From the look of the contour lines on the adjoining islands and on the main island itself, and from the
son et lumière
of all this fresh volcanic activity, it seemed to us very much as though it was somewhere around this point that the Mid-Atlantic Ridge was welling up from the mantle below, with the coast that lay to the west of where Surtsey rose technically American tectonic real estate, and the cliffs and hills that stretched away to the east—toward the Faeroes, Shetlands, Scotland, and France—European territory.

But today's scientific literature says otherwise. True, if an imaginary line is drawn from Surtsey northeastward to Heimaey and the other Westmannaeyjar Islands (which have to be evacuated with dismaying frequency because of their very active volcanoes, the last time being in 1973), and extended farther northward through the peak of Iceland's most infamously dangerous volcano, Hekla (whose eruption in 1783 caused terribly cold winters all over northern Europe), it does look beguilingly like a ridgeline.

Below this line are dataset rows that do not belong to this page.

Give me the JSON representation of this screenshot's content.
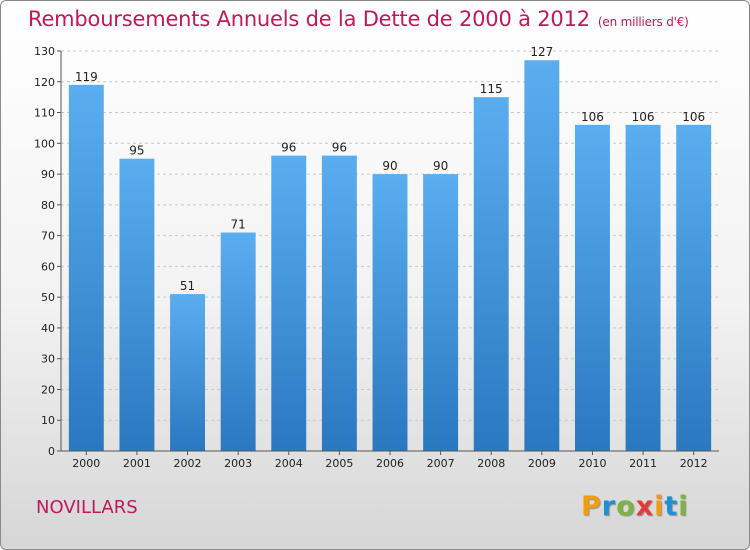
{
  "chart_data": {
    "type": "bar",
    "title": "Remboursements Annuels de la Dette de 2000 à 2012",
    "unit_note": "(en milliers d'€)",
    "categories": [
      "2000",
      "2001",
      "2002",
      "2003",
      "2004",
      "2005",
      "2006",
      "2007",
      "2008",
      "2009",
      "2010",
      "2011",
      "2012"
    ],
    "values": [
      119,
      95,
      51,
      71,
      96,
      96,
      90,
      90,
      115,
      127,
      106,
      106,
      106
    ],
    "ylim": [
      0,
      130
    ],
    "yticks": [
      0,
      10,
      20,
      30,
      40,
      50,
      60,
      70,
      80,
      90,
      100,
      110,
      120,
      130
    ],
    "grid": true,
    "bar_color": "#3a8fd6"
  },
  "place_name": "NOVILLARS",
  "logo": {
    "letters": [
      "P",
      "r",
      "o",
      "x",
      "i",
      "t",
      "i"
    ],
    "colors": [
      "#f39c12",
      "#1e8fd6",
      "#7cb342",
      "#e53935",
      "#f39c12",
      "#1e8fd6",
      "#7cb342"
    ]
  }
}
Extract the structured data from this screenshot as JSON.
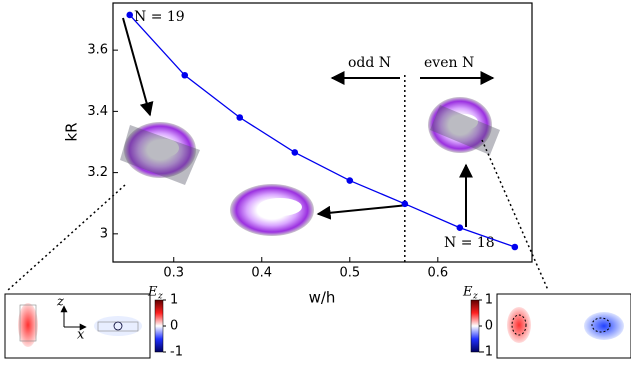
{
  "chart_data": {
    "type": "line",
    "x_label": "w/h",
    "y_label": "kR",
    "x": [
      0.25,
      0.3125,
      0.375,
      0.4375,
      0.5,
      0.5625,
      0.625,
      0.6875
    ],
    "series": [
      {
        "color": "#0000ee",
        "values": [
          3.715,
          3.518,
          3.38,
          3.266,
          3.174,
          3.098,
          3.02,
          2.957
        ]
      }
    ],
    "xlim": [
      0.231,
      0.707
    ],
    "ylim": [
      2.908,
      3.754
    ],
    "xticks": [
      0.3,
      0.4,
      0.5,
      0.6
    ],
    "yticks": [
      3.0,
      3.2,
      3.4,
      3.6
    ],
    "divider_x": 0.5625,
    "annotations": {
      "n19": "N = 19",
      "n18": "N = 18",
      "odd": "odd N",
      "even": "even N"
    }
  },
  "insets": [
    {
      "colorbar": {
        "symbol": "E",
        "subscript": "z",
        "clim": [
          -1,
          1
        ],
        "ticks": [
          1,
          0,
          -1
        ]
      },
      "axes": [
        "z",
        "x"
      ]
    },
    {
      "colorbar": {
        "symbol": "E",
        "subscript": "z",
        "clim": [
          -1,
          1
        ],
        "ticks": [
          1,
          0,
          -1
        ]
      }
    }
  ]
}
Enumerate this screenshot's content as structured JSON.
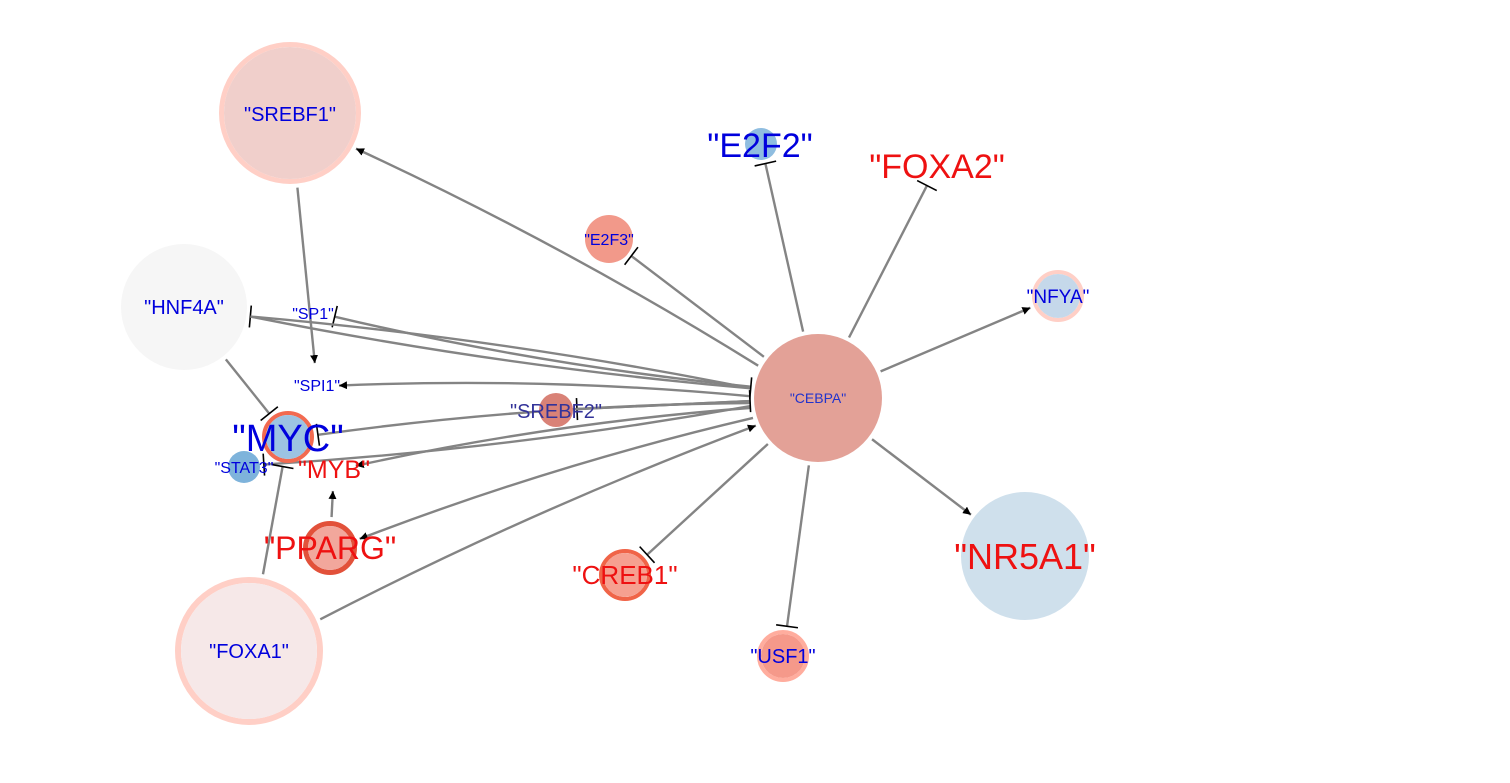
{
  "diagram": {
    "nodes": [
      {
        "id": "cebpa",
        "label": "\"CEBPA\"",
        "fill": "#e3a197",
        "ring": "#e3a197",
        "text_color": "#2233cc"
      },
      {
        "id": "srebf1",
        "label": "\"SREBF1\"",
        "fill": "#f0cfcb",
        "ring": "#ffcfc6",
        "text_color": "#0000dd"
      },
      {
        "id": "hnf4a",
        "label": "\"HNF4A\"",
        "fill": "#f6f6f6",
        "ring": "#f6f6f6",
        "text_color": "#0000dd"
      },
      {
        "id": "e2f2",
        "label": "\"E2F2\"",
        "fill": "#8fbde0",
        "ring": "#8fbde0",
        "text_color": "#0000dd"
      },
      {
        "id": "foxa2",
        "label": "\"FOXA2\"",
        "fill": "#ffffff",
        "ring": "#ffffff",
        "text_color": "#ee1111"
      },
      {
        "id": "e2f3",
        "label": "\"E2F3\"",
        "fill": "#f2998a",
        "ring": "#f2998a",
        "text_color": "#0000dd"
      },
      {
        "id": "nfya",
        "label": "\"NFYA\"",
        "fill": "#c5d8ea",
        "ring": "#ffcfc6",
        "text_color": "#0000dd"
      },
      {
        "id": "sp1",
        "label": "\"SP1\"",
        "fill": "#ffffff",
        "ring": "#ffffff",
        "text_color": "#0000dd"
      },
      {
        "id": "spi1",
        "label": "\"SPI1\"",
        "fill": "#ffffff",
        "ring": "#ffffff",
        "text_color": "#0000dd"
      },
      {
        "id": "srebf2",
        "label": "\"SREBF2\"",
        "fill": "#d98277",
        "ring": "#d98277",
        "text_color": "#333399"
      },
      {
        "id": "myc",
        "label": "\"MYC\"",
        "fill": "#9cc3e2",
        "ring": "#f26a50",
        "text_color": "#0000dd"
      },
      {
        "id": "stat3",
        "label": "\"STAT3\"",
        "fill": "#7eb3db",
        "ring": "#7eb3db",
        "text_color": "#0000dd"
      },
      {
        "id": "myb",
        "label": "\"MYB\"",
        "fill": "#ffffff",
        "ring": "#ffffff",
        "text_color": "#ee1111"
      },
      {
        "id": "pparg",
        "label": "\"PPARG\"",
        "fill": "#f2a79c",
        "ring": "#e2513a",
        "text_color": "#ee1111"
      },
      {
        "id": "creb1",
        "label": "\"CREB1\"",
        "fill": "#f6a090",
        "ring": "#f06448",
        "text_color": "#ee1111"
      },
      {
        "id": "foxa1",
        "label": "\"FOXA1\"",
        "fill": "#f6e8e8",
        "ring": "#ffcfc6",
        "text_color": "#0000dd"
      },
      {
        "id": "usf1",
        "label": "\"USF1\"",
        "fill": "#f5998a",
        "ring": "#ffad9e",
        "text_color": "#0000dd"
      },
      {
        "id": "nr5a1",
        "label": "\"NR5A1\"",
        "fill": "#cfe0ec",
        "ring": "#cfe0ec",
        "text_color": "#ee1111"
      }
    ],
    "edges": [
      {
        "from": "cebpa",
        "to": "srebf1",
        "type": "activation"
      },
      {
        "from": "cebpa",
        "to": "e2f2",
        "type": "inhibition"
      },
      {
        "from": "cebpa",
        "to": "foxa2",
        "type": "inhibition"
      },
      {
        "from": "cebpa",
        "to": "e2f3",
        "type": "inhibition"
      },
      {
        "from": "cebpa",
        "to": "nfya",
        "type": "activation"
      },
      {
        "from": "cebpa",
        "to": "nr5a1",
        "type": "activation"
      },
      {
        "from": "cebpa",
        "to": "usf1",
        "type": "inhibition"
      },
      {
        "from": "cebpa",
        "to": "creb1",
        "type": "inhibition"
      },
      {
        "from": "cebpa",
        "to": "pparg",
        "type": "activation"
      },
      {
        "from": "foxa1",
        "to": "cebpa",
        "type": "activation"
      },
      {
        "from": "cebpa",
        "to": "spi1",
        "type": "activation"
      },
      {
        "from": "cebpa",
        "to": "sp1",
        "type": "inhibition"
      },
      {
        "from": "cebpa",
        "to": "hnf4a",
        "type": "inhibition"
      },
      {
        "from": "cebpa",
        "to": "srebf2",
        "type": "inhibition"
      },
      {
        "from": "cebpa",
        "to": "myc",
        "type": "inhibition"
      },
      {
        "from": "cebpa",
        "to": "stat3",
        "type": "inhibition"
      },
      {
        "from": "cebpa",
        "to": "myb",
        "type": "activation"
      },
      {
        "from": "srebf2",
        "to": "cebpa",
        "type": "inhibition"
      },
      {
        "from": "hnf4a",
        "to": "cebpa",
        "type": "inhibition"
      },
      {
        "from": "srebf1",
        "to": "spi1",
        "type": "activation"
      },
      {
        "from": "hnf4a",
        "to": "myc",
        "type": "inhibition"
      },
      {
        "from": "foxa1",
        "to": "myc",
        "type": "inhibition"
      },
      {
        "from": "pparg",
        "to": "myb",
        "type": "activation"
      }
    ]
  }
}
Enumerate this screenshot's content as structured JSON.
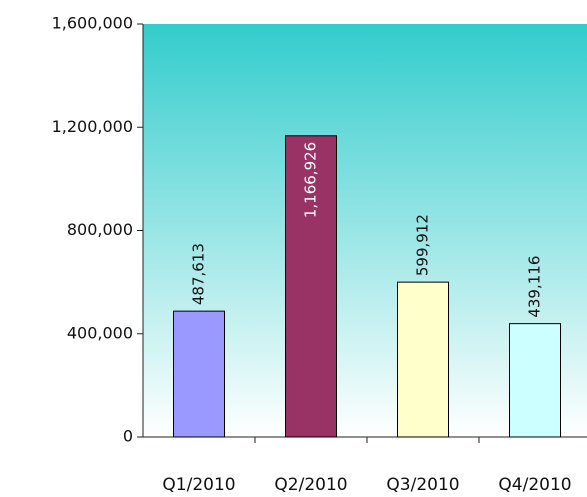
{
  "chart_data": {
    "type": "bar",
    "categories": [
      "Q1/2010",
      "Q2/2010",
      "Q3/2010",
      "Q4/2010"
    ],
    "values": [
      487613,
      1166926,
      599912,
      439116
    ],
    "value_labels": [
      "487,613",
      "1,166,926",
      "599,912",
      "439,116"
    ],
    "colors": [
      "#9999ff",
      "#993366",
      "#ffffcc",
      "#ccffff"
    ],
    "ylim": [
      0,
      1600000
    ],
    "yticks": [
      0,
      {
        "value": 400000,
        "label": "400,000"
      },
      {
        "value": 800000,
        "label": "800,000"
      },
      {
        "value": 1200000,
        "label": "1,200,000"
      },
      {
        "value": 1600000,
        "label": "1,600,000"
      }
    ],
    "grid": false
  }
}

But geophysicists who are currently monitoring the line—and few places in the world are as closely monitored as Iceland (which is hardly surprising, given that it marks a place where the planet is tearing itself open)—are doubtful. Surtsey is very interesting, of course; but, though the region often behaves in a quite spectacular way and so is noticed by the outside world (as with the birth of the island, for instance, which was greeted with the enthusiasm usually reserved for pandas or heirs to royal thrones), it appears from close examination that nothing much is going on there other than that a plume of superhot material is welling up from within the earth and spilling out along this fissure track.